Nevertheless, the overall safety profile of Trodelvy in EVOKE-02 was generally consistent with what had previously been established. The most common treatment-emergent adverse events were diarrhea, anemia and asthenia.
EVOKE-02 is an open-label, multi-cohort Phase II study with 224 patients enrolled. The trial assessed the combination of Trodelvy and Keytruda, with or without additional chemotherapeutic agents such as carboplatin or cisplatin. Advanced or metastatic non-small cell lung cancer (NSCLC) patients were enrolled regardless of PD-L1 expression status.
The study’s primary endpoint is objective response rate and the percentage of participants with dose-limiting toxicities.
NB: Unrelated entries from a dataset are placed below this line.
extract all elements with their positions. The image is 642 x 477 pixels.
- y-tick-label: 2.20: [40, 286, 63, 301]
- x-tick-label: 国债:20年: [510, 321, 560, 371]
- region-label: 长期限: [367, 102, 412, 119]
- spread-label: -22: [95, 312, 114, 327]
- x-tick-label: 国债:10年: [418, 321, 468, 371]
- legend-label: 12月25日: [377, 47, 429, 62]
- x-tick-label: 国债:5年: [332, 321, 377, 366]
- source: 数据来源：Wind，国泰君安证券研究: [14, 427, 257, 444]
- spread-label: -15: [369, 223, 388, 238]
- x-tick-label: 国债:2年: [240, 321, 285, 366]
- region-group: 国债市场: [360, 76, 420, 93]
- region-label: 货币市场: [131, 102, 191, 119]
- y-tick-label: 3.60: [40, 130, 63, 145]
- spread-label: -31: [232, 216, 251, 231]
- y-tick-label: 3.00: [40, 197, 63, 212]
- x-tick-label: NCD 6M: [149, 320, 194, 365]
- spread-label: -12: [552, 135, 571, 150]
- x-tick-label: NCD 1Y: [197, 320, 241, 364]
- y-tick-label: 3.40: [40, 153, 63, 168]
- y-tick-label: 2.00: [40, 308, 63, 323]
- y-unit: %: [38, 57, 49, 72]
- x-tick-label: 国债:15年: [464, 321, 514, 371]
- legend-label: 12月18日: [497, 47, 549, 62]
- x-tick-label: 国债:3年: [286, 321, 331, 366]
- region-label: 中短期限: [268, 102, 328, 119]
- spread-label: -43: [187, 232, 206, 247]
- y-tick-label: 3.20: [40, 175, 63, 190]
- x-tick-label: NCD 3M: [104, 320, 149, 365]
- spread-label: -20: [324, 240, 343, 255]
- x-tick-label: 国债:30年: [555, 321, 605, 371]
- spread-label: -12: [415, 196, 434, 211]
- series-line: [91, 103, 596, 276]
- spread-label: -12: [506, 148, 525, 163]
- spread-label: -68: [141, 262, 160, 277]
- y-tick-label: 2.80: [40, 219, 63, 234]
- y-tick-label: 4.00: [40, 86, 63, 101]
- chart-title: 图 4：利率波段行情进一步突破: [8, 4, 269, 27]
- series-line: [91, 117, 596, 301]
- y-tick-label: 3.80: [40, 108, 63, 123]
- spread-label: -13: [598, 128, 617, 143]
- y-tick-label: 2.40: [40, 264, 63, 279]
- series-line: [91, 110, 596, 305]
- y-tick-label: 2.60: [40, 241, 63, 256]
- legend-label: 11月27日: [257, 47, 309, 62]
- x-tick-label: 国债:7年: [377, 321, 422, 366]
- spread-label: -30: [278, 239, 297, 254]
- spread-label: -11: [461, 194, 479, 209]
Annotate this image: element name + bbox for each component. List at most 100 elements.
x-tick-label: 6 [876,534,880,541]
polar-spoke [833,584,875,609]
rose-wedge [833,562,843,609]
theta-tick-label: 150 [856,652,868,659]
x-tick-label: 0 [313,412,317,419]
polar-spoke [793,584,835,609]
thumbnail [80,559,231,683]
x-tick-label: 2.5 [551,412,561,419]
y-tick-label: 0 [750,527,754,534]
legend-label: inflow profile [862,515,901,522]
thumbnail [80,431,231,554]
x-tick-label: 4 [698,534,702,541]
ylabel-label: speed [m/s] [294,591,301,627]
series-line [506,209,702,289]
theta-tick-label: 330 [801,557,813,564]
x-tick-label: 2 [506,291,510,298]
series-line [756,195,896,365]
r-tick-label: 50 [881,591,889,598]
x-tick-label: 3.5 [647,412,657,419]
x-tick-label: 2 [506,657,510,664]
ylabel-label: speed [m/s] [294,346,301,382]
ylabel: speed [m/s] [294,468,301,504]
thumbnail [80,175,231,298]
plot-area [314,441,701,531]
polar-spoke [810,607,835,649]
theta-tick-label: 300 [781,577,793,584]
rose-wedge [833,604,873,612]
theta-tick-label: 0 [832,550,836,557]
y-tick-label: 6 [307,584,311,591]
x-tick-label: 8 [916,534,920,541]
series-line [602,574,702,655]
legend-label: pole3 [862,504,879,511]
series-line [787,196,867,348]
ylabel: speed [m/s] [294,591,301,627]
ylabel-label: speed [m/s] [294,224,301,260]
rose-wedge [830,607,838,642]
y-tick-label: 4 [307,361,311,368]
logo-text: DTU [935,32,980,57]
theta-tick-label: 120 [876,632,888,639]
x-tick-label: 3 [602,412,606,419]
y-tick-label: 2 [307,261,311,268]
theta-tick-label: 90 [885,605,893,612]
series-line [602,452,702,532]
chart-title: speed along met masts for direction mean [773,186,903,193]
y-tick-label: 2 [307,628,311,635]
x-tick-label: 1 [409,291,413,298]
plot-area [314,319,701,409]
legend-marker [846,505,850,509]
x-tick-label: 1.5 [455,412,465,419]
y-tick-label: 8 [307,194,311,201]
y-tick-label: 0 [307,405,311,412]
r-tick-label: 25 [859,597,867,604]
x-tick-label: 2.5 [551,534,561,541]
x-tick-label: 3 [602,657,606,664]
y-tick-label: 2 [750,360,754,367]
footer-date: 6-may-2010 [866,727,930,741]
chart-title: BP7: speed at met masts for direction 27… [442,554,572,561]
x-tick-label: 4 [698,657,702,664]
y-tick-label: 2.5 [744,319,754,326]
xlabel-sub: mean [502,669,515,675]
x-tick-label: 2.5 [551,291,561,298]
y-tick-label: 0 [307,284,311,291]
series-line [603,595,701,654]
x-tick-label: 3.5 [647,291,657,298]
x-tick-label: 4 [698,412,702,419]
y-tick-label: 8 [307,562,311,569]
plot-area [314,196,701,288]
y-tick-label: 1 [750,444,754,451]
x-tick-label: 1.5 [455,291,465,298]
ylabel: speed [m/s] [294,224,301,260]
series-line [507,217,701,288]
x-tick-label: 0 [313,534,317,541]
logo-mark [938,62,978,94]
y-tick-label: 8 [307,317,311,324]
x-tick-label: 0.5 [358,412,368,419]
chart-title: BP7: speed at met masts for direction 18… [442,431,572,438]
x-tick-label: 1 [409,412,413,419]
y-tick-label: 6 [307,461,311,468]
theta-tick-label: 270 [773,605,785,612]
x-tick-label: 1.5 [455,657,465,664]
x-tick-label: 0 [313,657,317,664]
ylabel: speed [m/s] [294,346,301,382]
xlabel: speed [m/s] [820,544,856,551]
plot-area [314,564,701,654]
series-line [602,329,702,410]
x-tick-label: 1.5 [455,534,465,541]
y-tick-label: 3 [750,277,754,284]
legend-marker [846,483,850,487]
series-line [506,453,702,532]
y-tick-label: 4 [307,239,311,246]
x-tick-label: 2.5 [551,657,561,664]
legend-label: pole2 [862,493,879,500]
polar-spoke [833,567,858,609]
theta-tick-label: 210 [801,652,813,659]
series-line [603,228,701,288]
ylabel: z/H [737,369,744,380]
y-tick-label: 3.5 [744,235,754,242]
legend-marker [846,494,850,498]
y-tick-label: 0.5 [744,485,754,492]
Additional efficacy metrics include overall survival, progression-free survival, disease control rate and duration of response.
Sunday’s data come from two cohorts: one including patients with a PD-L1 tumor proportion score (TPS) of at least 50% and another with patients who had TPS less than 50%.
Combining data from both cohorts, the combination regimen resulted in an objective response rate of 56% and a disease control rate of 82%. Median duration of response had not yet been reached at the time of the preliminary analysis.
Bill Grossman, senior vice president and therapeutic area head of Gilead Oncology, called EVOKE-02’s early findings “encouraging,” adding that these also support the company’s ongoing Phase III EVOKE-03 study. The late-stage trial is comparing the combination regimen versus Keytruda monotherapy in the frontline setting in patients with metastatic, PD-L1-high NSCLC.
Trodelvy is a first-in-class antibody-drug conjugate (ADC) that works by seeking out the surface antigen Trop-2, which is commonly found in several tumor types, particularly breast and bladder cancers. Its target specificity allows Trodelvy to deliver its payload SN-38, a topoisomerase-I inhibitor, directly to the cancer cells.
The FDA first approved Trodelvy in April 2020 for metastatic, triple-negative breast cancer, and the ADC has since picked up additional authorizations in urothelial cancer and other types of breast cancer. It comes with a boxed warning for severe or life-threatening neutropenia and severe diarrhea.
In January 2022, Gilead teamed up with Merck to study the synergy between Trodelvy’s Trop-2-targeting mechanism with Keytruda’s proven PD-L1 action in NSCLC. EVOKE-02 and EVOKE-03 are part of this collaboration.
Trodevly has not yet been approved for NSCLC and its combination with Keytruda for any use remains investigational, Gilead noted in Sunday’s announcement.